Briefing mediapersons about her meeting with Afghan Foreign Minister Zalmai Rassoul at a joint press conference, Ms. Khar said the two sides exchanged drafts for SPA, adding later during the question and answer round that Pakistan was keen to have such an agreement in place as soon as possible. “We have started the journey,” she said. Her Afghan counterpart added that the SPA cannot be signed without full trust between the two countries and “these discussions are aimed at paving the way” for that.
Maintaining that Kabul was the most important capital for Islamabad, Ms. Khar sought to dismiss concerns within the international community about Pakistan’s “designs” on Afghanistan. “Pakistan can only be a facilitator”, she said while dwelling on the peace process, adding that Islamabad had no favourites for post-2014 Kabul.
Mr. Rassoul said Afghanistan wanted all the Afghan Taliban members to return and play their role in its reconstruction but underlined the importance for working within the constitutional framework. As for the peace process, he pointed out that it was easier to start a war than usher in peace afterwards. Referring to the release of some middle-level Taliban detainees by Pakistan earlier this month, he said this alone would not lead to peace. “We need the support of all our allies in the peace process. Issues like the Qatar process or the release of prisoners are just technical matters.”

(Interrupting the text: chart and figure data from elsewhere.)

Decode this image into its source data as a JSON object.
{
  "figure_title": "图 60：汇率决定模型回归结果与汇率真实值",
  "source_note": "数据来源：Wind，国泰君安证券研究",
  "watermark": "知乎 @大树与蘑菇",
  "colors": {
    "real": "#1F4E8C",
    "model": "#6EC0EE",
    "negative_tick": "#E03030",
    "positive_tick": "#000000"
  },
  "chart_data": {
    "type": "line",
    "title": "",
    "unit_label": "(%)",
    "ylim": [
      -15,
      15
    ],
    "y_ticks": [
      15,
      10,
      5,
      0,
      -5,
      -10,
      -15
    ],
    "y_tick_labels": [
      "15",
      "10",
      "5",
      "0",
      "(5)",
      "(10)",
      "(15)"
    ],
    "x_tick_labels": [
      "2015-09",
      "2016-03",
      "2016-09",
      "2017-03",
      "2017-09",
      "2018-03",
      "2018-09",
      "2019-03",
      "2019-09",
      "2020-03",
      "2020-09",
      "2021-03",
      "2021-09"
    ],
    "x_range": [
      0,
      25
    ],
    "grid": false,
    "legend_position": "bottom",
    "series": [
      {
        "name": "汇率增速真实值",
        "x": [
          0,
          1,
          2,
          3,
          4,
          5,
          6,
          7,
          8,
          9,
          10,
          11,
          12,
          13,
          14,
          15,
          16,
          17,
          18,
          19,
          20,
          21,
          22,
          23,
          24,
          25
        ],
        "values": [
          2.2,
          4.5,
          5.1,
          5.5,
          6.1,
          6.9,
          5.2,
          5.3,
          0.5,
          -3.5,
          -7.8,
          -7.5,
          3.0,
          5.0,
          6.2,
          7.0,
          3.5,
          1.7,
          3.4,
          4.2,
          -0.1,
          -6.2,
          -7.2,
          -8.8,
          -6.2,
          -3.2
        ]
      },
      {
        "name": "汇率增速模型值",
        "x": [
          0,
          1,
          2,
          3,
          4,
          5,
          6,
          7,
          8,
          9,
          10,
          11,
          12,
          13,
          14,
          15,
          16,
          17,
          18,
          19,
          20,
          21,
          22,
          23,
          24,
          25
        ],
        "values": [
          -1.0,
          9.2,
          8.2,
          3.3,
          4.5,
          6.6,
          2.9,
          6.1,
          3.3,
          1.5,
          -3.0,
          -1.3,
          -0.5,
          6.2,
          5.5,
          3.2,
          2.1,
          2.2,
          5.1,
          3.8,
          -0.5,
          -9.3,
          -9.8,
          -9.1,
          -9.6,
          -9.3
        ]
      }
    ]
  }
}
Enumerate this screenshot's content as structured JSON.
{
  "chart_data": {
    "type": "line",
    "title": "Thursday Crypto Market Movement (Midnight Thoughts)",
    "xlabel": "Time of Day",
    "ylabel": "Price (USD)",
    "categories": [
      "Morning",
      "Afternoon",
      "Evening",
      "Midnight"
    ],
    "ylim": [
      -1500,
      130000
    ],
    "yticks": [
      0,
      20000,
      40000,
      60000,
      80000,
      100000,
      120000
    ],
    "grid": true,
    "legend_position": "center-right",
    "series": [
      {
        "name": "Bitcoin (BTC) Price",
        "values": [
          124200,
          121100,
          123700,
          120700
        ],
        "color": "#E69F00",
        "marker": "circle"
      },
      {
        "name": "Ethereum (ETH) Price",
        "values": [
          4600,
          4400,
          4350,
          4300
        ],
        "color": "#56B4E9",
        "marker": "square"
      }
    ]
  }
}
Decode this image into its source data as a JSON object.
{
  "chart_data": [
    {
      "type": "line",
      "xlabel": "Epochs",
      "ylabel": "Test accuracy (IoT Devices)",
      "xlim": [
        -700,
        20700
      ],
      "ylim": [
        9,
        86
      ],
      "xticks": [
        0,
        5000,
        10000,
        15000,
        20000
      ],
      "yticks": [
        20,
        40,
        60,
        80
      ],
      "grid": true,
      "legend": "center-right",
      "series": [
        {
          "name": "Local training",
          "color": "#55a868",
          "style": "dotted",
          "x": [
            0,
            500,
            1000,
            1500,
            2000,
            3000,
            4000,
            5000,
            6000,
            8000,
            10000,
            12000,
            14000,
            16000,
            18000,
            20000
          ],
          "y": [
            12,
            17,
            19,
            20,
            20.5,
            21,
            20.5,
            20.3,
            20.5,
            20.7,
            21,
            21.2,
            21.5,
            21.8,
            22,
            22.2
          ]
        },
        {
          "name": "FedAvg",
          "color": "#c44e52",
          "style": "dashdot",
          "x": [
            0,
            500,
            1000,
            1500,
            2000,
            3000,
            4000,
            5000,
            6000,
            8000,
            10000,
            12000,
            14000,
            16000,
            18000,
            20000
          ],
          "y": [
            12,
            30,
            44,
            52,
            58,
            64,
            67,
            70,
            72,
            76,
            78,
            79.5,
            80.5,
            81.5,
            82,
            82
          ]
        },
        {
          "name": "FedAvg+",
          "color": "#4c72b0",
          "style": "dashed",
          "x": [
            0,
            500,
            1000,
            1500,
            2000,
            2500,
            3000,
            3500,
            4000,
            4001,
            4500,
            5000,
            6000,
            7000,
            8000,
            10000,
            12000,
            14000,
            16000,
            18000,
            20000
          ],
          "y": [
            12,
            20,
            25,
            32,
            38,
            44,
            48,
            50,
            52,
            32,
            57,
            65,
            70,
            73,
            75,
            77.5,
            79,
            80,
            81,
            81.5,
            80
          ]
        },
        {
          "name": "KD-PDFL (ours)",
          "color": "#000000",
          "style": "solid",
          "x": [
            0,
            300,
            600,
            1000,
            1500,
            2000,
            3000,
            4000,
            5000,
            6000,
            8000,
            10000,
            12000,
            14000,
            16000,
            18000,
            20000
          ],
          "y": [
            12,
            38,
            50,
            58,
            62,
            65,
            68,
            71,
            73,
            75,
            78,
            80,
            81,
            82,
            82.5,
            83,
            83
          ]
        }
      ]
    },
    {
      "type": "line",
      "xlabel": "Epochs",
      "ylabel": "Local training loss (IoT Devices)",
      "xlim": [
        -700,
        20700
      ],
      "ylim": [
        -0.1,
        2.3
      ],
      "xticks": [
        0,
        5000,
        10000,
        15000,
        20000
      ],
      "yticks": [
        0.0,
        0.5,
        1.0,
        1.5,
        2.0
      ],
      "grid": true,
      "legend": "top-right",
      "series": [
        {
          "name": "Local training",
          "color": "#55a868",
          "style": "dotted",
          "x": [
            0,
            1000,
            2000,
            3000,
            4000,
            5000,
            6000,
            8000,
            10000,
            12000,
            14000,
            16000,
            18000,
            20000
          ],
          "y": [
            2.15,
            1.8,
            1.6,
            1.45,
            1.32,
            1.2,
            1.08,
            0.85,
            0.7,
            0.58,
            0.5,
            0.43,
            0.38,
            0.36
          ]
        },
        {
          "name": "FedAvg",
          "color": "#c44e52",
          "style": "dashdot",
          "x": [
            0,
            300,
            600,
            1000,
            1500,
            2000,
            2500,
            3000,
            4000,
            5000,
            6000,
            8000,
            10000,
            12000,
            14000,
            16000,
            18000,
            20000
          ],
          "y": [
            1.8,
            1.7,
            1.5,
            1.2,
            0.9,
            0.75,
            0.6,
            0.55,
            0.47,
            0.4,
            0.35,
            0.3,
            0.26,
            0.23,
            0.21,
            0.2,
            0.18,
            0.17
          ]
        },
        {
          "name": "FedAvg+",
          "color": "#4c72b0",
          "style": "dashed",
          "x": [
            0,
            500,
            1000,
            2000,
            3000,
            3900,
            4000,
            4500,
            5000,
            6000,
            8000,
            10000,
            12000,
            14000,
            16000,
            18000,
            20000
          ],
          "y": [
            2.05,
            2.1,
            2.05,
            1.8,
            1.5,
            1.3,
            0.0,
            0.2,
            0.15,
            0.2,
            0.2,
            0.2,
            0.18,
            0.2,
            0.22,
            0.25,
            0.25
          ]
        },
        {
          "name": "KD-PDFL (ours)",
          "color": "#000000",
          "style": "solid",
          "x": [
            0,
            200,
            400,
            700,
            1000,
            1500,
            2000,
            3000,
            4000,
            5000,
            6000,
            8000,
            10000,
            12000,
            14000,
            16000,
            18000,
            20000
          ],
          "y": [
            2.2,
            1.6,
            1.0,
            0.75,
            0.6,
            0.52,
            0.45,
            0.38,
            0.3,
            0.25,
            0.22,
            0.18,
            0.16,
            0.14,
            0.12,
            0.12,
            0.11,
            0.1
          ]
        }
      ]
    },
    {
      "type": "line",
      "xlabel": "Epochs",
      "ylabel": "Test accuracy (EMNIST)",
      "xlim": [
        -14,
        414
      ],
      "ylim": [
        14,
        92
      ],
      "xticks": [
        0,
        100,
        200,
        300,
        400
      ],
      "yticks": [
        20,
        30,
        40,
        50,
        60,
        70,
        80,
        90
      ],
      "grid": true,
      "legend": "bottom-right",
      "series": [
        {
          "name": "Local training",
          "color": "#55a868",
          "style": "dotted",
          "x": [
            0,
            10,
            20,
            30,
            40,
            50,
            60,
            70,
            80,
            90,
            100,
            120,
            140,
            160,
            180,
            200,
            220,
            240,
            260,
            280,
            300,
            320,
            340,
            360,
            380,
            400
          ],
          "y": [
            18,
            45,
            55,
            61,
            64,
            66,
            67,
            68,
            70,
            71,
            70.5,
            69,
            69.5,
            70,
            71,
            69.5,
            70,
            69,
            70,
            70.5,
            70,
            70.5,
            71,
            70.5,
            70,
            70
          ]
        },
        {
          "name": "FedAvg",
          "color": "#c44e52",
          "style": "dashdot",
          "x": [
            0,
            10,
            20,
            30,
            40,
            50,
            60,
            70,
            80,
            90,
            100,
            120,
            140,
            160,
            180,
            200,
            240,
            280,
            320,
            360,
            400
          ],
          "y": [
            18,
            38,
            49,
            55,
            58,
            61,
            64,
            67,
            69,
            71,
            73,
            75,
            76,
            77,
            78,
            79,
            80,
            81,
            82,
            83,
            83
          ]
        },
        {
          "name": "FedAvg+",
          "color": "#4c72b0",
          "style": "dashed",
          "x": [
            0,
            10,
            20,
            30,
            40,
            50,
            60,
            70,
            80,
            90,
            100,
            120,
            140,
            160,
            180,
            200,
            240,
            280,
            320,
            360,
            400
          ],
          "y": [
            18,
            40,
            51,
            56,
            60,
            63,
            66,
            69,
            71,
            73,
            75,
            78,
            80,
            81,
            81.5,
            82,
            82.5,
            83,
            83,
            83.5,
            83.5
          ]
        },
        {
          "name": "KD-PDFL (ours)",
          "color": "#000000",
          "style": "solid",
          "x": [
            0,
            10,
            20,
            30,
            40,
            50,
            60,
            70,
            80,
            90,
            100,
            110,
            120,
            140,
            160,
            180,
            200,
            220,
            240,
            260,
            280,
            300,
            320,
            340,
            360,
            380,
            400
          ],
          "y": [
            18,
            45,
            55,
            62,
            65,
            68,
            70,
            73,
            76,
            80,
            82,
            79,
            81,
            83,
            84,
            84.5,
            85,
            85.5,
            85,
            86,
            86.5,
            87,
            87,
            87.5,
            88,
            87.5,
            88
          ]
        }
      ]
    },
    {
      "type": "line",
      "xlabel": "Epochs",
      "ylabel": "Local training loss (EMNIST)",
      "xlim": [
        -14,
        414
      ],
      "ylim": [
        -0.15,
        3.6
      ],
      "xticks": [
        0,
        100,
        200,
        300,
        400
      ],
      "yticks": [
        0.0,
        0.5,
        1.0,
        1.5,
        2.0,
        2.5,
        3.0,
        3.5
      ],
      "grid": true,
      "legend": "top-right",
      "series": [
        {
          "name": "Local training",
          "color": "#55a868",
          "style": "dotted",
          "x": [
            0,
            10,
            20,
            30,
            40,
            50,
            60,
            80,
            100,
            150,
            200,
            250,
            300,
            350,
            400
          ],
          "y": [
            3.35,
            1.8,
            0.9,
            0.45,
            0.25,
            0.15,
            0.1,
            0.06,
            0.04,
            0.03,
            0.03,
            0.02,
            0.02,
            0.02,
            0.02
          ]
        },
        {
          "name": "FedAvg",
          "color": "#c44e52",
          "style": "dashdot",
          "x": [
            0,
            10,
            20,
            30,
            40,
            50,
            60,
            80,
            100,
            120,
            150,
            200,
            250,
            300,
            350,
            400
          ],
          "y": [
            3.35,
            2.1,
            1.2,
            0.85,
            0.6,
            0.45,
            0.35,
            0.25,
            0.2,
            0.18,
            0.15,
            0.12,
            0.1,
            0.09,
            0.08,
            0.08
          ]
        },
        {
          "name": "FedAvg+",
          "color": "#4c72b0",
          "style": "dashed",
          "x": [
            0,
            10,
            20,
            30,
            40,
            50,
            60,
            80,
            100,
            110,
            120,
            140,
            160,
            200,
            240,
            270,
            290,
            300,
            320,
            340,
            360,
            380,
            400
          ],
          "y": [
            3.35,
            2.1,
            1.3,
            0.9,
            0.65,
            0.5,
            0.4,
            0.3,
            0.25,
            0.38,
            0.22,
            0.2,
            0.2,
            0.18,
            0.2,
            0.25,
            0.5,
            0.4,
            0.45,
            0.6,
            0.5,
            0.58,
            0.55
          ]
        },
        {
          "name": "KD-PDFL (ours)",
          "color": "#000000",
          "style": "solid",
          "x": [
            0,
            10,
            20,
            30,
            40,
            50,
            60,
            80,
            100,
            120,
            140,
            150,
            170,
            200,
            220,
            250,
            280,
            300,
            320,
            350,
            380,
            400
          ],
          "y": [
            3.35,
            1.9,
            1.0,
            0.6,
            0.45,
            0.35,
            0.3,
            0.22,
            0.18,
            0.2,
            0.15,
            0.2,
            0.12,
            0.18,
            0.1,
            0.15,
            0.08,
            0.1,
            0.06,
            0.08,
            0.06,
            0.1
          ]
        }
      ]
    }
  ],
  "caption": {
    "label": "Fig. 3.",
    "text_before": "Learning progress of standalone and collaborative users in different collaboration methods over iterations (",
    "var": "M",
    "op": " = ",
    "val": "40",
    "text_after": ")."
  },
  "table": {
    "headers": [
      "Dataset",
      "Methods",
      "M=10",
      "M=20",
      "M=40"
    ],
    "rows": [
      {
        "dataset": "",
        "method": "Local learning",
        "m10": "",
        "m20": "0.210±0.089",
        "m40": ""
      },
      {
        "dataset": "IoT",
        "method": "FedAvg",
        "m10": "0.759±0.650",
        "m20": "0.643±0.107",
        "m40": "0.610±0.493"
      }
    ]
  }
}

About shelling from the Kunar and Nuristan provinces in Afghanistan into Pakistan, he said they had reduced in recent weeks and that he was hopeful of being able to fully address the issue soon. For her part, Ms. Khar said incursions and shelling were twin issues and had to be addressed jointly. “These are complexities on the ground that are a threat to both countries. It is not an ‘us and them’ issue.”